Together with a severe drought that has afflicted the region for the past decade, this decline in the quantity and quality of Tigris River water is expected to strangle Iraqi agriculture and hobble the recovery of the Mesopotamian Marshes, vast wetlands in southern Iraq where Sumerian civilization began. The Arabs who live in the marshes were seen as security threats by Saddam Hussein, who accused them of sheltering Shi’ite rebels. He drained the marshes in the 1980s and 1990s by diverting the Tigris into a giant canal. Since the U.S. invasion, the marshes have been making a slow recovery, but the Ilisu Dam will place their survival in jeopardy once more, according to environmental scientists.
The fate of historic town of Hasankeyf has gotten some international attention, why?

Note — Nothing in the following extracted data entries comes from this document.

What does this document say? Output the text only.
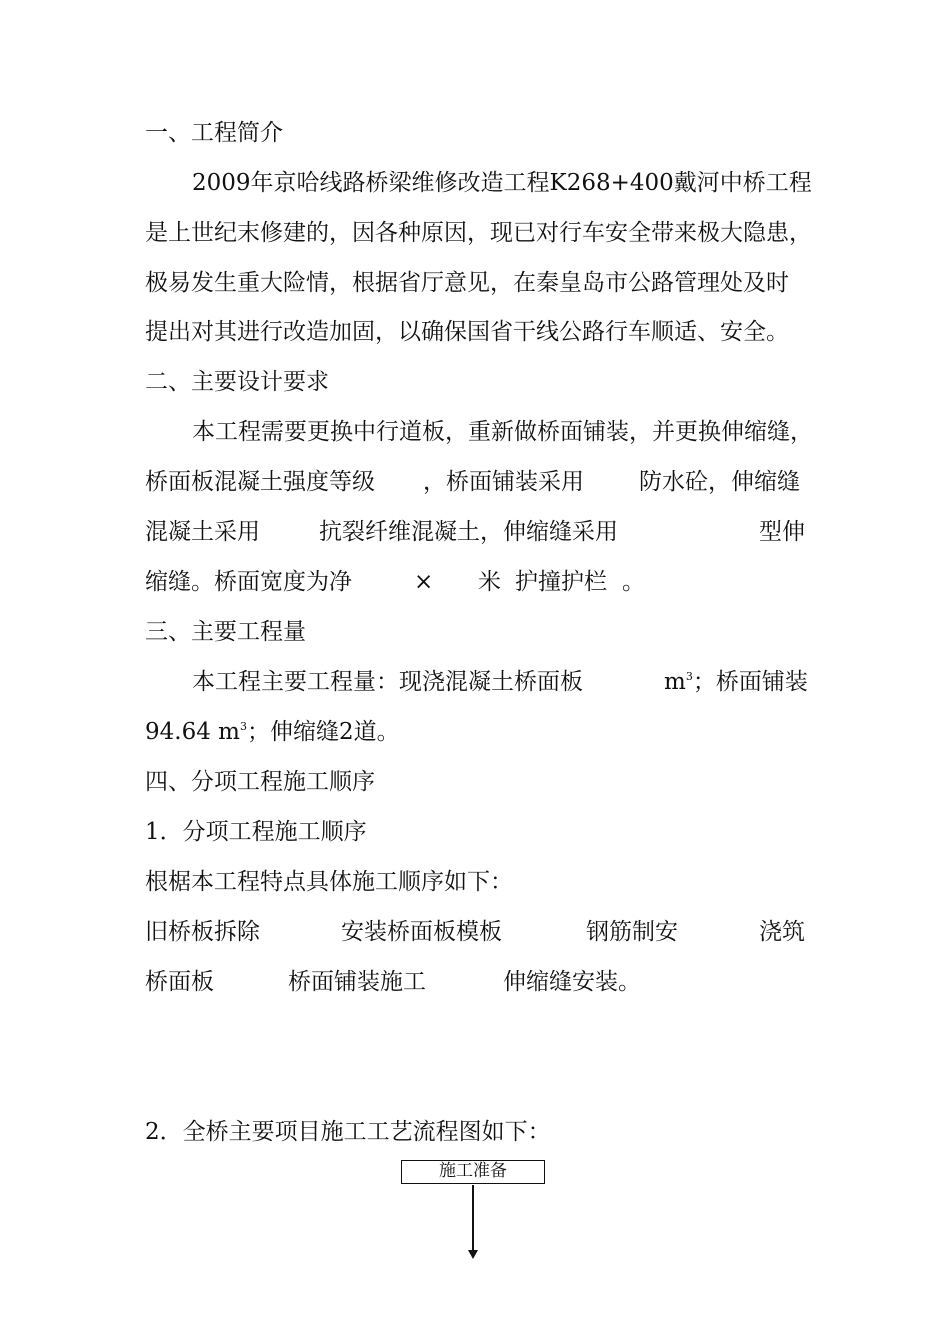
一、工程简介
2009年京哈线路桥梁维修改造工程K268+400戴河中桥工程
是上世纪末修建的，因各种原因，现已对行车安全带来极大隐患，
极易发生重大险情，根据省厅意见，在秦皇岛市公路管理处及时
提出对其进行改造加固，以确保国省干线公路行车顺适、安全。
二、主要设计要求
本工程需要更换中行道板，重新做桥面铺装，并更换伸缩缝，
桥面板混凝土强度等级 ，桥面铺装采用 防水砼，伸缩缝
混凝土采用	抗裂纤维混凝土，伸缩缝采用	型伸
缩缝。桥面宽度为净	× 米 护撞护栏 。
三、主要工程量
本工程主要工程量：现浇混凝土桥面板	$m^3$；桥面铺装
94.64 $m^3$；伸缩缝2道。
四、分项工程施工顺序
1．分项工程施工顺序
根椐本工程特点具体施工顺序如下：
旧桥板拆除	安装桥面板模板	钢筋制安	浇筑
桥面板	桥面铺装施工	伸缩缝安装。
2．全桥主要项目施工工艺流程图如下：
施工准备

Hasankeyf is one of the towns along the Tigris that will be completely submerged by the Ilisu Dam. Unlike most of the other towns, however, Hasankeyf has been continuously inhabited for 12,000 years. From Neolithic settlements to medieval tombs and temples, the town is a living museum where some people alive today grew up in caves built into cliffs overlooking the Tigris. Archeologists are still discovering new artifacts in the town – the most recent Neolithic settlement was unearthed in September – and they estimate that most of Hasankeyf’s archeological sites will be flooded before they can be excavated. The government, controversially, has started moving Hasankeyf’s monuments out of the flood zone by hoisting them onto flatbed trucks and driving them to a nearby “archeological park”.

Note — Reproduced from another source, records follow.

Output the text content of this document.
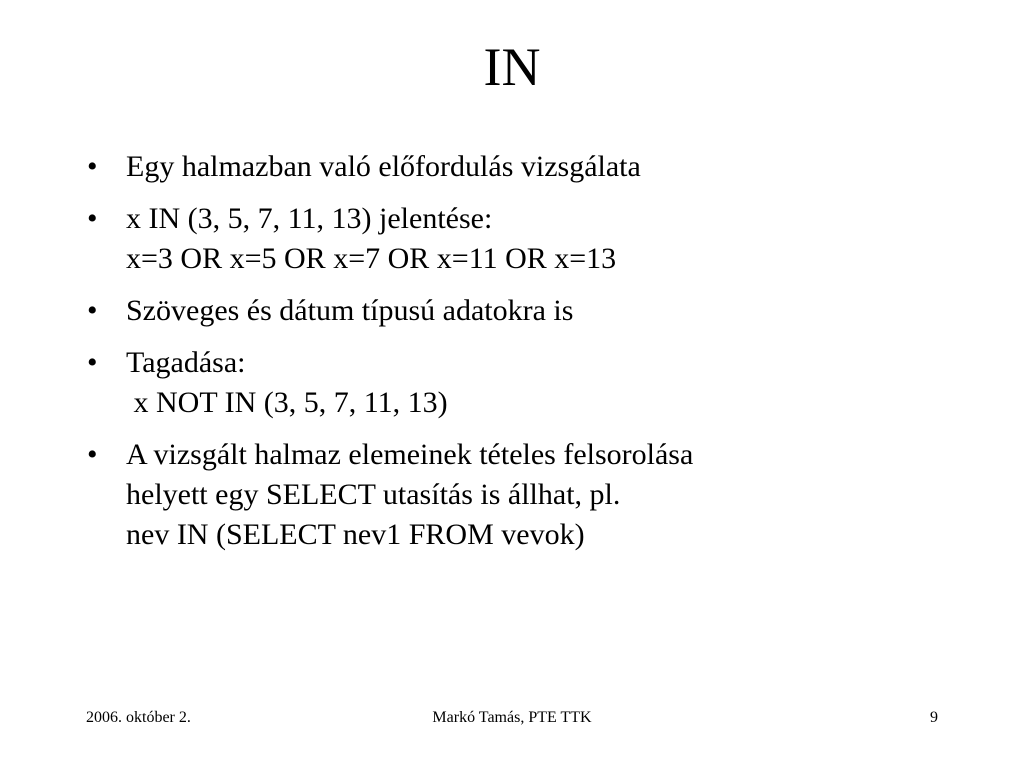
IN
• Egy halmazban való előfordulás vizsgálata
• x IN (3, 5, 7, 11, 13) jelentése:
x=3 OR x=5 OR x=7 OR x=11 OR x=13
• Szöveges és dátum típusú adatokra is
• Tagadása:
x NOT IN (3, 5, 7, 11, 13)
• A vizsgált halmaz elemeinek tételes felsorolása
helyett egy SELECT utasítás is állhat, pl.
nev IN (SELECT nev1 FROM vevok)
Markó Tamás, PTE TTK
2006. október 2.	9
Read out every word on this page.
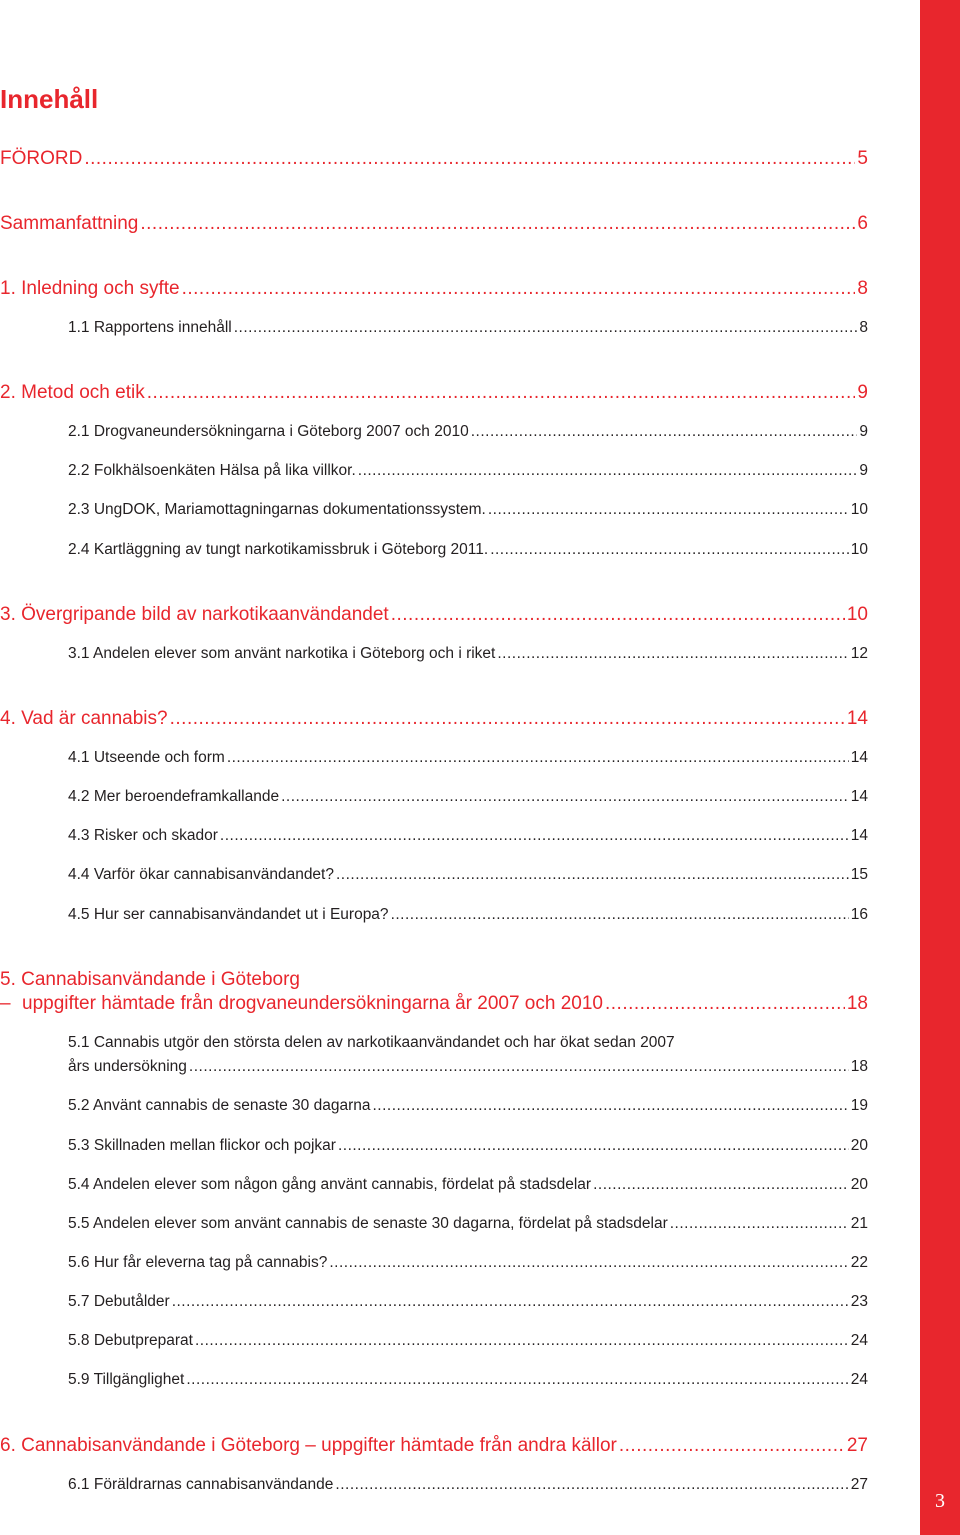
3
Innehåll
FÖRORD .....	5
Sammanfattning .....	6
1. Inledning och syfte .....	8
1.1 Rapportens innehåll .....	8
2. Metod och etik .....	9
2.1 Drogvaneundersökningarna i Göteborg 2007 och 2010 .....	9
2.2 Folkhälsoenkäten Hälsa på lika villkor. .....	9
2.3 UngDOK, Mariamottagningarnas dokumentationssystem. .....	10
2.4 Kartläggning av tungt narkotikamissbruk i Göteborg 2011. .....	10
3. Övergripande bild av narkotikaanvändandet .....	10
3.1 Andelen elever som använt narkotika i Göteborg och i riket .....	12
4. Vad är cannabis? .....	14
4.1 Utseende och form .....	14
4.2 Mer beroendeframkallande .....	14
4.3 Risker och skador .....	14
4.4 Varför ökar cannabisanvändandet? .....	15
4.5 Hur ser cannabisanvändandet ut i Europa? .....	16
5. Cannabisanvändande i Göteborg
– uppgifter hämtade från drogvaneundersökningarna år 2007 och 2010 .....	18
5.1 Cannabis utgör den största delen av narkotikaanvändandet och har ökat sedan 2007
års undersökning .....	18
5.2 Använt cannabis de senaste 30 dagarna .....	19
5.3 Skillnaden mellan flickor och pojkar .....	20
5.4 Andelen elever som någon gång använt cannabis, fördelat på stadsdelar .....	20
5.5 Andelen elever som använt cannabis de senaste 30 dagarna, fördelat på stadsdelar .....	21
5.6 Hur får eleverna tag på cannabis? .....	22
5.7 Debutålder .....	23
5.8 Debutpreparat .....	24
5.9 Tillgänglighet .....	24
6. Cannabisanvändande i Göteborg – uppgifter hämtade från andra källor .....	27
6.1 Föräldrarnas cannabisanvändande .....	27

The modern residents of Hasankeyf will have to move to a state-built settlement on an arid hillside high above the river. The government is charging them more for the new houses than it is compensating them for the loss of their current homes and farms, so they will be forced to take on debt in the move. Despite the government’s assurance that the reservoir will become a center for water sports and tourists will flock to the archeological park, Hasankeyf’s residents are deeply concerned about how to earn a living and keep their local economy afloat in the new Hasankeyf.
How has the Islamic State (ISIS) affected the region in terms of water supply and water security?

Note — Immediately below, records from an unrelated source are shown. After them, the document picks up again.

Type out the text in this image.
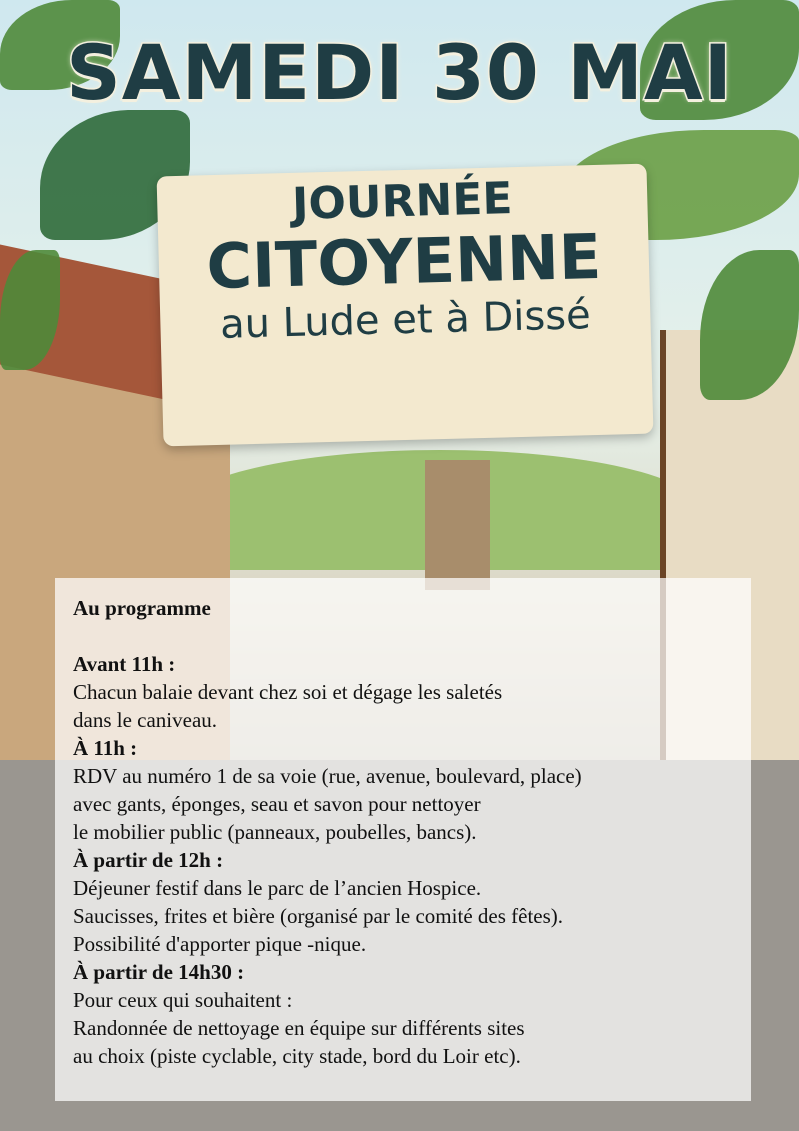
SAMEDI 30 MAI
JOURNÉE
CITOYENNE
au Lude et à Dissé
Au programme
Avant 11h :
Chacun balaie devant chez soi et dégage les saletés
dans le caniveau.
À 11h :
RDV au numéro 1 de sa voie (rue, avenue, boulevard, place)
avec gants, éponges, seau et savon pour nettoyer
le mobilier public (panneaux, poubelles, bancs).
À partir de 12h :
Déjeuner festif dans le parc de l’ancien Hospice.
Saucisses, frites et bière (organisé par le comité des fêtes).
Possibilité d'apporter pique -nique.
À partir de 14h30 :
Pour ceux qui souhaitent :
Randonnée de nettoyage en équipe sur différents sites
au choix (piste cyclable, city stade, bord du Loir etc).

The most terrifying threat the Islamic State posed to the region in terms of water security was when it briefly took over Iraq’s Mosul Dam, the largest hydroelectric dam on the Tigris River, for ten days in 2014. The dam was already in bad shape due to erosion and the fact that it was built on soluble rock. When Islamic State militants briefly had control over it, there was frenzied speculation about what would happen if they blew it up, unleashing the 11 billion-cubic-meter reservoir in a catastrophic wave. It could have destroyed large parts of Mosul and entire cities and towns further downstream, and picked up corpses and waste as it crashed through settlements, becoming a toxic, disease-bearing sludge by the time it reached southern Iraq. It would have hamstrung the Iraqi government and allowed the Islamic State to seize even more territory.
Fortunately, that didn’t happen, and an Italian firm is now working to renovate the dam and prevent it from collapsing due to natural stresses. The ongoing war between the Islamic State, Syrian President Bashar al-Assad, and Syrian opposition forces has also stretched Iraq’s already tight water resources by creating a new refugee population in the region. Iraq hosts hundreds of thousands of Syrian refugees as well as millions of internally displaced Iraqis. These highly vulnerable populations are likely to suffer most as a result of future water shortages in Iraq.